Wednesday, 19 December 2012

Scrooged Review: Would you like to be Scrooged? - Movies, Movie Reviews, Film, Film Reviews, Film Entertainment, Entertainment, TV, Television, TV Reviews, Television Reviews

You'll notice a certain trend to the films that I watch around the holidays. There have been a lot of Christmas movies over the years and they all have something to say about the holiday season. But when you look at the movies that I watch, you notice a very obvious trend. I tend to gravitate towards those that follow in the footsteps of the classic Dickens tale. I'm sure you know the one I am talking about, and if you don't then reading my blog will most definitely give you the inside track. And so we come to  the great film Scrooged. A classic in its own right, part of a great trend of films that came from the era of the 1980s, starring the illustrious Bill Murray.

Now Bill Murray is something of a gem when it comes to the films that he is in. I don't think anyone would argue with me if I said that in the era of mid-late 80s and early 90s Bill Murray could do no wrong. From Ghostbusters to What About Bob to Groundhog Day these films are hugely popular, thanks in no small part to the performance of Mr. Murray. Whether these films stand the test of time is another question entirely, but for anyone who wants to take a look back at the world they used to live in this is a great film. Scrooged on the other hand has something that his other films don't, it adapts a story which has stood the test of time already and gives it a modern twist, or at least what was modern for the day.
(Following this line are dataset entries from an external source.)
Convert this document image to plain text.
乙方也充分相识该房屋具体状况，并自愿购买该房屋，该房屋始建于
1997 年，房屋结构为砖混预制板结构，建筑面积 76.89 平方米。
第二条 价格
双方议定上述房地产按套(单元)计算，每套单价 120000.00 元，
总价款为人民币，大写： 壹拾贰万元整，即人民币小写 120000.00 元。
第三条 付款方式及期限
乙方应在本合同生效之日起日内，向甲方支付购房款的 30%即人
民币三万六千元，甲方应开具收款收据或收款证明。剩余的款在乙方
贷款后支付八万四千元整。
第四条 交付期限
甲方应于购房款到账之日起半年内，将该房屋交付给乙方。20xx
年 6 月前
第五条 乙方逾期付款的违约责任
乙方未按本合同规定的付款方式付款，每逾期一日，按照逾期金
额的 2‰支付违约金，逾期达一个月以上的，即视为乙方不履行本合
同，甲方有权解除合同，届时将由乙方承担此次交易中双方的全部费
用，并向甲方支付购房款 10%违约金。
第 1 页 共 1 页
Not since West Side Story's adaptation of Romeo and Juliet have people so embraced a modern version of a story that's been repeated by so many before it and many more afterwards. In part because it's very clear in watching it that the people involved understood the adaptation they were making and the times they were living in. They were smart enough to change key elements, like the names of the characters involved but never lost sight of the idea that the original characters they represented were key to making the story work. And the one major change they did make was played to perfection for the modern telling by the great Bobcat Goldthwait.

Would you like to get Scrooged? I do, and so should you. Every year on Christmas Eve as the story itself goes, and every year I am trying to hold it together through the end as I tear up through the beautiful speech at the end.